CHAPITRE XL

Quel riche trésor de jouissances la bonne nature a livré aux hommes dont le cœur sait jouir et quelle variété dans ces jouissances ! Qui pourra compter leurs nuances innombrables dans les divers individus et dans les différents âges de la vie ? Le souvenir confus de celles de mon enfance me font encore tressaillir. Essayerai-je de peindre celles qu’éprouve le jeune homme dont le cœur commence à brûler de tous les feux du sentiment ? Dans cet âge heureux où l’on ignore encore jusqu’au nom de l’intérêt, de l’ambition, de la haine et de toutes les passions honteuses qui dégradent et tourmentent l’humanité ; durant cet âge, hélas ! trop court, le soleil brille d’un éclat qu’on ne lui retrouve plus dans le reste de la vie. L’air est plus pur ; – les fontaines sont plus limpides et plus fraîches ; – la nature a des aspects, les bocages ont des sentiers qu’on ne retrouve plus dans l’âge mur. Dieu ! quels parfums envoient les fleurs ! que ces fruits sont délicieux ! de quelles couleurs se pare l’aurore ! – Toutes les femmes sont aimables et fidèles ; tous les hommes sont bons, généreux et sensibles : partout on rencontre la cordialité, la franchise et le désintéressement ; il n’existe dans la nature que des fleurs, des vertus et des plaisirs.

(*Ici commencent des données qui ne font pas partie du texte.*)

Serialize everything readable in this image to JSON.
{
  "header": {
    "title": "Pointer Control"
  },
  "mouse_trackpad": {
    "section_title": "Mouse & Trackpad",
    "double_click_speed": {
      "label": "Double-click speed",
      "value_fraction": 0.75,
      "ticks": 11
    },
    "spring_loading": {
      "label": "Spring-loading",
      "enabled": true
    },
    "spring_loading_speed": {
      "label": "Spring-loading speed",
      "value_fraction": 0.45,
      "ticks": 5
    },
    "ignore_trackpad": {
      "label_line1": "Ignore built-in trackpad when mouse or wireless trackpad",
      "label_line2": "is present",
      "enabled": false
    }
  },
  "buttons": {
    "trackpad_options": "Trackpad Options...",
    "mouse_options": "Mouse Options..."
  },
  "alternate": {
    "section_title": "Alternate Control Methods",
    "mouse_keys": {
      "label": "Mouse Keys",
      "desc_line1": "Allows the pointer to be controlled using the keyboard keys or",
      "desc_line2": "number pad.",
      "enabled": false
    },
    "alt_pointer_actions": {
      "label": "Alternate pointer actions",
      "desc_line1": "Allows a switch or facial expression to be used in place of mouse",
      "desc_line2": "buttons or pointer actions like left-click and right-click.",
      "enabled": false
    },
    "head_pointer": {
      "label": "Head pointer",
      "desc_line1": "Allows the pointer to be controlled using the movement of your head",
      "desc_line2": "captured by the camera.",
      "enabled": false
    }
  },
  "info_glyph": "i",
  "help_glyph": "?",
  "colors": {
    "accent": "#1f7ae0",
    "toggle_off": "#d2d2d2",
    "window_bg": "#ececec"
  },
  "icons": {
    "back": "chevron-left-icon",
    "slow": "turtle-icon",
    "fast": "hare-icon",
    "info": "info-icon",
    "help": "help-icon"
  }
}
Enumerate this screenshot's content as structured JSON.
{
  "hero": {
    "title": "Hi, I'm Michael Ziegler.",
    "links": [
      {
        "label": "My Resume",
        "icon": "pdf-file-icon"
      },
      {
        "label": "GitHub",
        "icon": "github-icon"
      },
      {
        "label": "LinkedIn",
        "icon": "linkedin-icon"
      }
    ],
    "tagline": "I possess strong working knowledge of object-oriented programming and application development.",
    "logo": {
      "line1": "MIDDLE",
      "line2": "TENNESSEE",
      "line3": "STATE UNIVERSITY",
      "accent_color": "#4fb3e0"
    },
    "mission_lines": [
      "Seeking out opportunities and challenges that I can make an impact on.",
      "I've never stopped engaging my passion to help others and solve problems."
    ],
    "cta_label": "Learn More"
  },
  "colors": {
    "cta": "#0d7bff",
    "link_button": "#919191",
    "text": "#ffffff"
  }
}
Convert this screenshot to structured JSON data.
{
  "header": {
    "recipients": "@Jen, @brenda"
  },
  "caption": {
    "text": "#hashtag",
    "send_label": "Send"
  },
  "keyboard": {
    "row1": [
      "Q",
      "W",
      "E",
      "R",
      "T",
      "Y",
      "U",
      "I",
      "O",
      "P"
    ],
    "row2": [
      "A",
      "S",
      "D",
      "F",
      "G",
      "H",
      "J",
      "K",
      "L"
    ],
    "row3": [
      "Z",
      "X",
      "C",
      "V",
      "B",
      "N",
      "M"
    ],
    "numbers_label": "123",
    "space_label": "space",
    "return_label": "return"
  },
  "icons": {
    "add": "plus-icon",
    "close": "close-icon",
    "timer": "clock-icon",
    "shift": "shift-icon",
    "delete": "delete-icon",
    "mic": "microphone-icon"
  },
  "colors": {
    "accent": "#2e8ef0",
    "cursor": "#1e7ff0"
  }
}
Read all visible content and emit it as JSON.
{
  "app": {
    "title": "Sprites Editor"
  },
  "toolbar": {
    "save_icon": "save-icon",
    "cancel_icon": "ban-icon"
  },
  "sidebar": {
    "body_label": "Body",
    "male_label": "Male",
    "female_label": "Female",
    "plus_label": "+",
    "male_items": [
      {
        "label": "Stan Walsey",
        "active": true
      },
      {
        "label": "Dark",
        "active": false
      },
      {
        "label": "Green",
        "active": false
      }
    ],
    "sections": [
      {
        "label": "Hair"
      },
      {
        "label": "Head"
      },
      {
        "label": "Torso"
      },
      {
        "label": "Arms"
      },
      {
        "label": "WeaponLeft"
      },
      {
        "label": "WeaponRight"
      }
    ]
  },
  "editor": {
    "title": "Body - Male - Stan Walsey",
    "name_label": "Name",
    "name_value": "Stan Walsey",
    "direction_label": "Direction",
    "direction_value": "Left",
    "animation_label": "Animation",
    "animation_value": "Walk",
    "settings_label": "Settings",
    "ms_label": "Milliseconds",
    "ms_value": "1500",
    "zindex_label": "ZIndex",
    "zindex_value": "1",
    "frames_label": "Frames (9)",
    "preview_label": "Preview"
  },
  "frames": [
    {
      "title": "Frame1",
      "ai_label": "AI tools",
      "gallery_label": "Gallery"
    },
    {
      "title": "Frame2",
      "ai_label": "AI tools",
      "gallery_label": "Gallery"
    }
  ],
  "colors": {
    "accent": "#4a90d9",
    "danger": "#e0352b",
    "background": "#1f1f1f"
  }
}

Le trouble de l’amour, l’espoir du bonheur n’inondent-ils pas notre cœur de sensations aussi vives que variées !

Le spectacle de la nature et sa contemplation dans l’ensemble et les détails ouvrent devant la raison une immense carrière de jouissances. Bientôt l’imagination, planant sur cet océan de plaisirs, en augmente le nombre et l’intensité ; les sensations diverses s’unissent et se combinent pour en former de nouvelles ; les rêves de la gloire se mêlent aux palpitations de l’amour ; la bienfaisance marche à côté de l’amour-propre qui lui tend la main ; la mélancolie vient de temps en temps jeter sur nous son crêpe solennel, et changer nos larmes en plaisir. – Enfin, les perceptions de l’esprit, les sensations du cœur, les souvenirs même des sens, sont pour l’homme des sources inépuisables de plaisir et de bonheur. – Qu’on ne s’étonne donc point que le bruit que faisait Joannetti en frappant de la cafetière sur le chenet, et l’aspect imprévu d’une tasse de crème aient fait sur moi une impression si vive et si agréable.